Dua peristiwa ini menjadi pemicu bagi Xie Qingcheng untuk mengambil keputusan baru.
Ia mendatangi sahabat lama Qin Ciyan, yang merupakan dekan Rumah Sakit Swasta Meiyu.
Ia berkata, "Saya ingin meminta bantuan Anda."
"Apa?"
"Saya perlu menggunakan RN-13 lagi."
Faktanya, Xie Qingcheng telah sepenuhnya berbohong kepada He Yu tentang kemampuan Kaisar Pertama. Sama seperti He Yu yang memiliki kemampuan darah Gu, Xie Qingcheng—sebagai kasus pertama Ebola Mental dengan administrasi obat paling lengkap—sebenarnya memiliki kemampuan khusus.
RN-13, sambil mempertahankan kehidupan normalnya, telah memberikan Kaisar Pertama dua anugerah yang sangat berharga.
Kemampuan adaptasi yang luar biasa.
Dan daya komputasi otak yang sangat tinggi.
Peningkatan kemampuan adaptasi memungkinkan Xie Qingcheng untuk melakukan eksperimen vital dengan menggunakan tubuhnya sendiri sebagai sampel. Sementara itu, daya komputasi otaknya yang tinggi memungkinkannya untuk mendalami berbagai bidang secara bersamaan.
Ketika Qin Ciyan masih hidup, justru karena Xie Qingcheng memiliki dua kemampuan khusus Kaisar Pertama ini, ia dapat secara simultan menjalankan eksperimen biokimia bersamaan dengan studinya di bidang medis. Namun kemudian, ia menyerahkan kemampuan luar biasa itu demi menjalani kehidupan yang normal. Ia memilih untuk mengonsumsi obat terapi agar dapat kembali menjalani hidup dengan damai.
Tetapi kini, demi memulihkan kembali data eksperimen Qin Ciyan sebaik mungkin, demi memenuhi janjinya untuk menyelesaikan kumpulan tulisan Lao Qin, serta mengembangkan obat yang dapat menghambat kegagalan organ Qin Rongbei, ia memutuskan untuk menggunakan RN-13 lagi.

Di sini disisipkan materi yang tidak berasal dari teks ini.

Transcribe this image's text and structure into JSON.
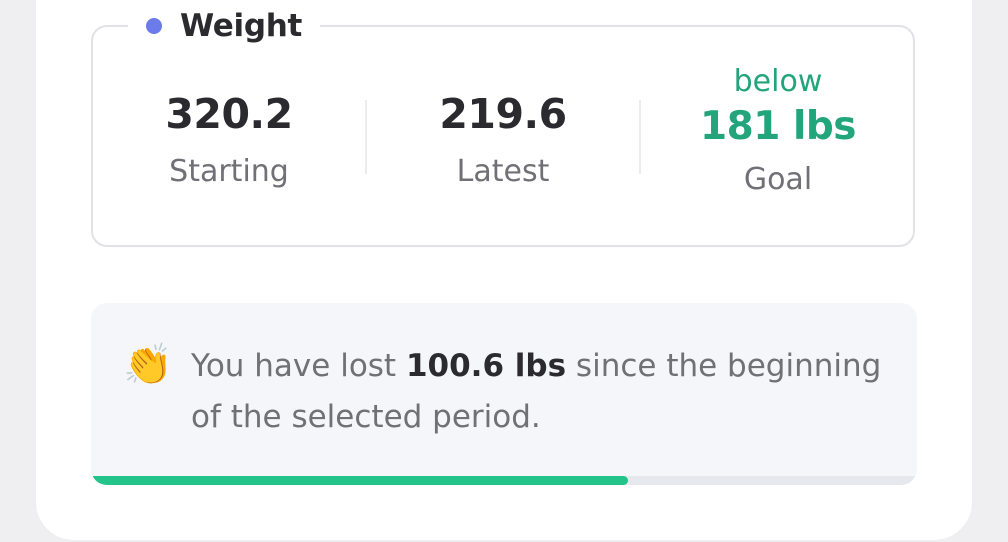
{
  "weight_card": {
    "title": "Weight",
    "accent_color": "#6b7bea",
    "starting": {
      "value": "320.2",
      "label": "Starting"
    },
    "latest": {
      "value": "219.6",
      "label": "Latest"
    },
    "goal": {
      "prefix": "below",
      "value": "181 lbs",
      "label": "Goal",
      "color": "#22a57a"
    }
  },
  "summary": {
    "icon": "clapping-hands-icon",
    "emoji": "👏",
    "text_before": "You have lost ",
    "highlight": "100.6 lbs",
    "text_after": " since the beginning of the selected period.",
    "progress_fraction": 0.65,
    "progress_color": "#22c48a"
  }
}
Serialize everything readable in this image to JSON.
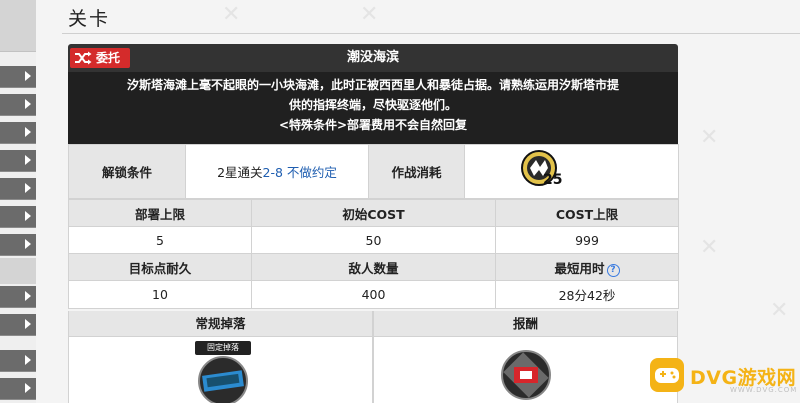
{
  "page": {
    "title": "关卡"
  },
  "stage": {
    "badge": "委托",
    "name": "潮没海滨",
    "description_line1": "汐斯塔海滩上毫不起眼的一小块海滩，此时正被西西里人和暴徒占据。请熟练运用汐斯塔市提",
    "description_line2": "供的指挥终端，尽快驱逐他们。",
    "special": "<特殊条件>部署费用不会自然回复"
  },
  "info": {
    "unlock_label": "解锁条件",
    "unlock_prefix": "2星通关",
    "unlock_stage": "2-8",
    "unlock_suffix": "不做约定",
    "cost_label": "作战消耗",
    "sanity_cost": "25"
  },
  "stats_headers": [
    "部署上限",
    "初始COST",
    "COST上限"
  ],
  "stats_values": [
    "5",
    "50",
    "999"
  ],
  "stats2_headers": [
    "目标点耐久",
    "敌人数量",
    "最短用时"
  ],
  "stats2_values": [
    "10",
    "400",
    "28分42秒"
  ],
  "help_icon": "?",
  "drops": {
    "normal_label": "常规掉落",
    "reward_label": "报酬",
    "fixed_badge": "固定掉落"
  },
  "watermark": {
    "brand": "DVG游戏网",
    "sub": "WWW.DVG.COM"
  },
  "colors": {
    "header_dark": "#333333",
    "desc_bg": "#202020",
    "badge_red": "#d42b2b",
    "link_blue": "#1f5eb0",
    "brand_yellow": "#f4b316"
  }
}
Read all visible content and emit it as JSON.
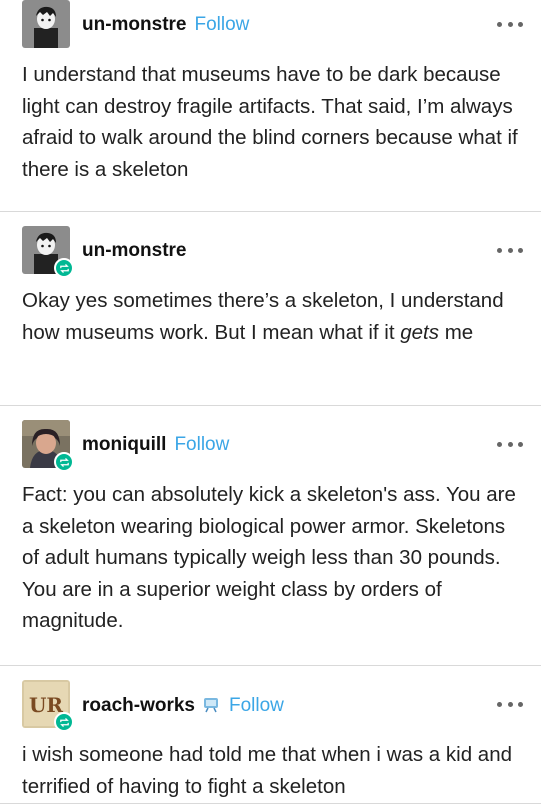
{
  "posts": [
    {
      "username": "un-monstre",
      "follow_label": "Follow",
      "text": "I understand that museums have to be dark because light can destroy fragile artifacts. That said, I’m always afraid to walk around the blind corners because what if there is a skeleton",
      "avatar_icon": "cartoon-boy-avatar",
      "reblogged": false
    },
    {
      "username": "un-monstre",
      "text_before": "Okay yes sometimes there’s a skeleton, I understand how museums work. But I mean what if it ",
      "text_emph": "gets",
      "text_after": " me",
      "avatar_icon": "cartoon-boy-avatar",
      "reblogged": true
    },
    {
      "username": "moniquill",
      "follow_label": "Follow",
      "text": "Fact: you can absolutely kick a skeleton's ass. You are a skeleton wearing biological power armor. Skeletons of adult humans typically weigh less than 30 pounds. You are in a superior weight class by orders of magnitude.",
      "avatar_icon": "photo-avatar",
      "reblogged": true
    },
    {
      "username": "roach-works",
      "follow_label": "Follow",
      "text": "i wish someone had told me that when i was a kid and terrified of having to fight a skeleton",
      "avatar_icon": "monogram-avatar",
      "avatar_text": "UR",
      "reblogged": true
    }
  ],
  "colors": {
    "follow": "#3ba6e6",
    "reblog_badge": "#00b894",
    "divider": "#d9d9d9"
  }
}
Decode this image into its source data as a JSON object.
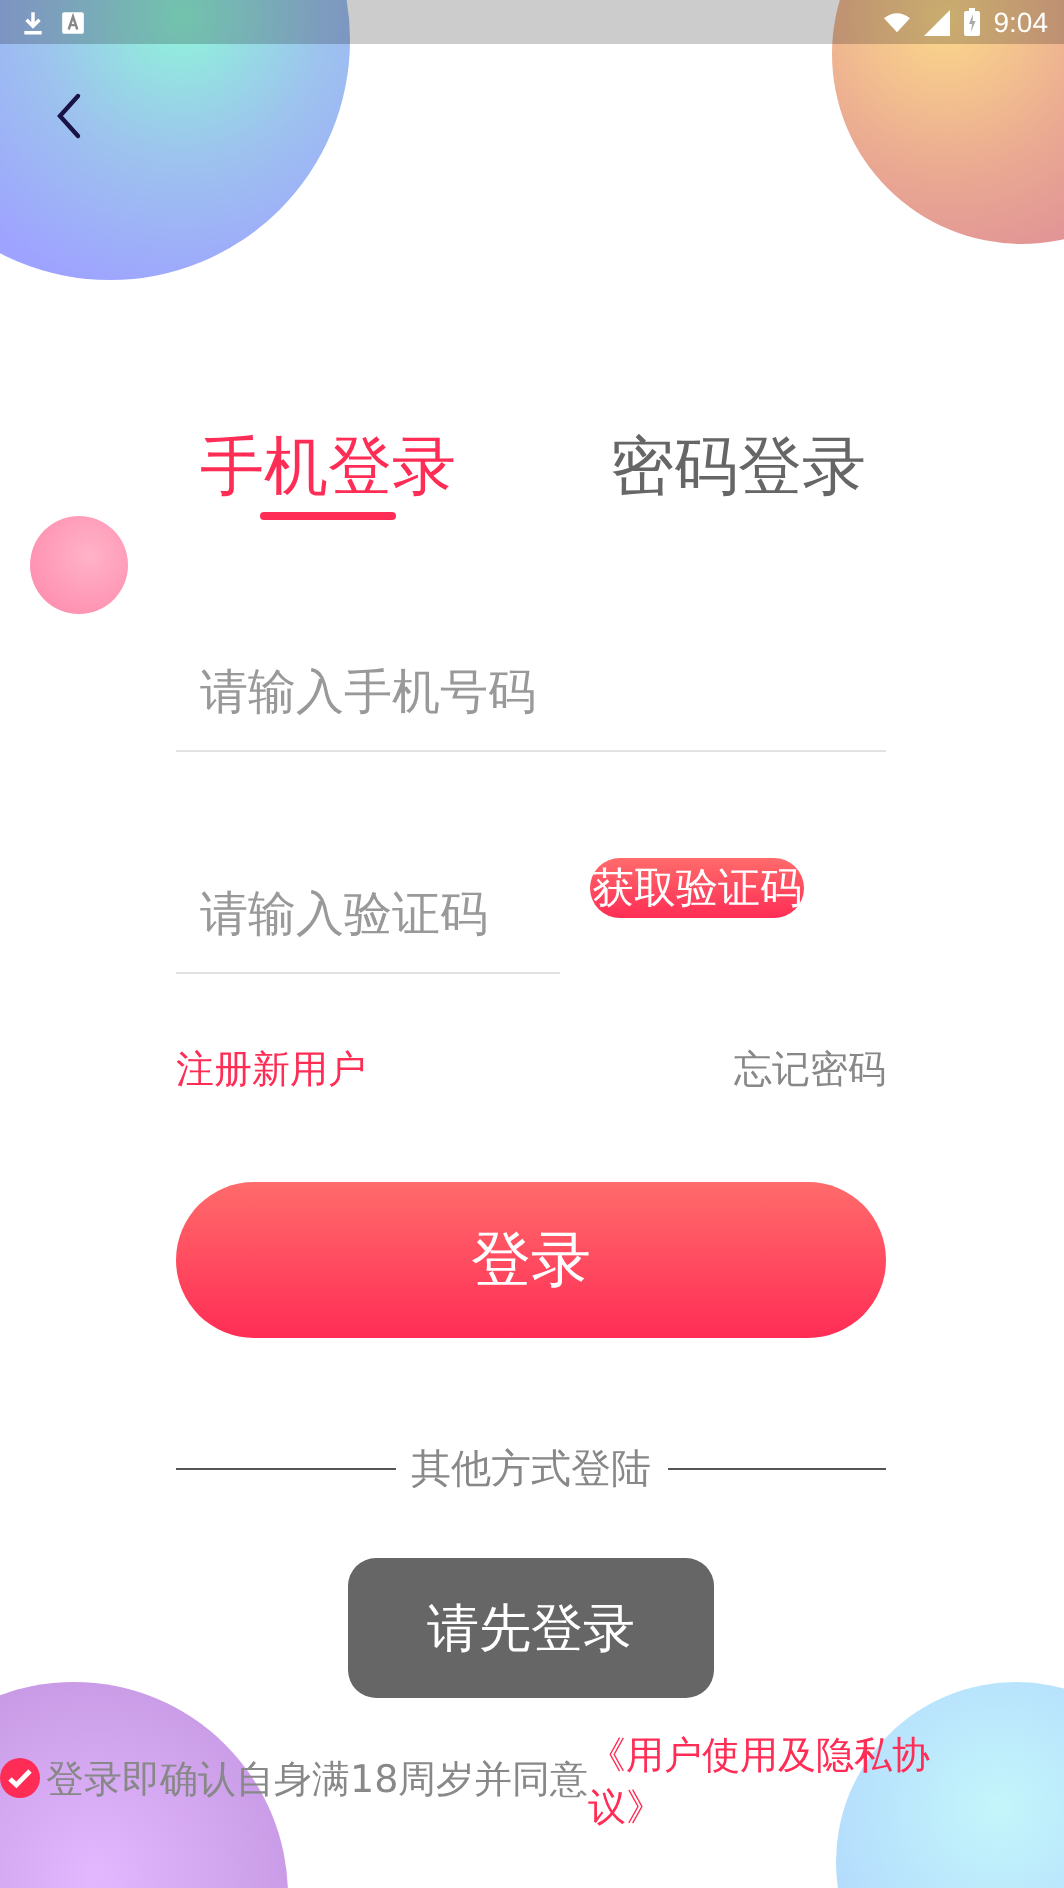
{
  "status_bar": {
    "time": "9:04"
  },
  "tabs": [
    {
      "label": "手机登录",
      "selected": true
    },
    {
      "label": "密码登录",
      "selected": false
    }
  ],
  "phone_field": {
    "placeholder": "请输入手机号码"
  },
  "code_field": {
    "placeholder": "请输入验证码"
  },
  "get_code_button": "获取验证码",
  "links": [
    {
      "label": "注册新用户",
      "kind": "register"
    },
    {
      "label": "忘记密码",
      "kind": "forgot"
    }
  ],
  "login_button": "登录",
  "other_login_label": "其他方式登陆",
  "toast": "请先登录",
  "agreement": {
    "checked": true,
    "text": "登录即确认自身满18周岁并同意",
    "link": "《用户使用及隐私协议》"
  }
}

Ia membutuhkan kekuatan supranatural Kaisar Pertama.
Namun, karena sebelumnya ia telah mengonsumsi obat terapi yang sepenuhnya menekan Ebola Mental, mengambil RN-13 kembali memberikan dampak yang jauh lebih besar terhadap tubuhnya dibandingkan sebelumnya. Resistensi tubuhnya terhadap obat meningkat, sehingga ia harus mengonsumsinya beberapa kali. Setelah setiap dosis, ia dapat mencapai periode berpikir yang sangat cepat dan mempertahankan kondisi tubuh yang relatif sehat.
Namun, tidak lama kemudian, efek samping RN-13 mulai menyebar dalam tubuhnya, dan seiring dengan melemahnya dirinya, kondisi organ dalamnya menjadi lebih buruk dari sebelumnya: jantung, hati, limpa, paru-paru, penglihatannya, serta daya tahannya—semuanya menurun dengan cepat.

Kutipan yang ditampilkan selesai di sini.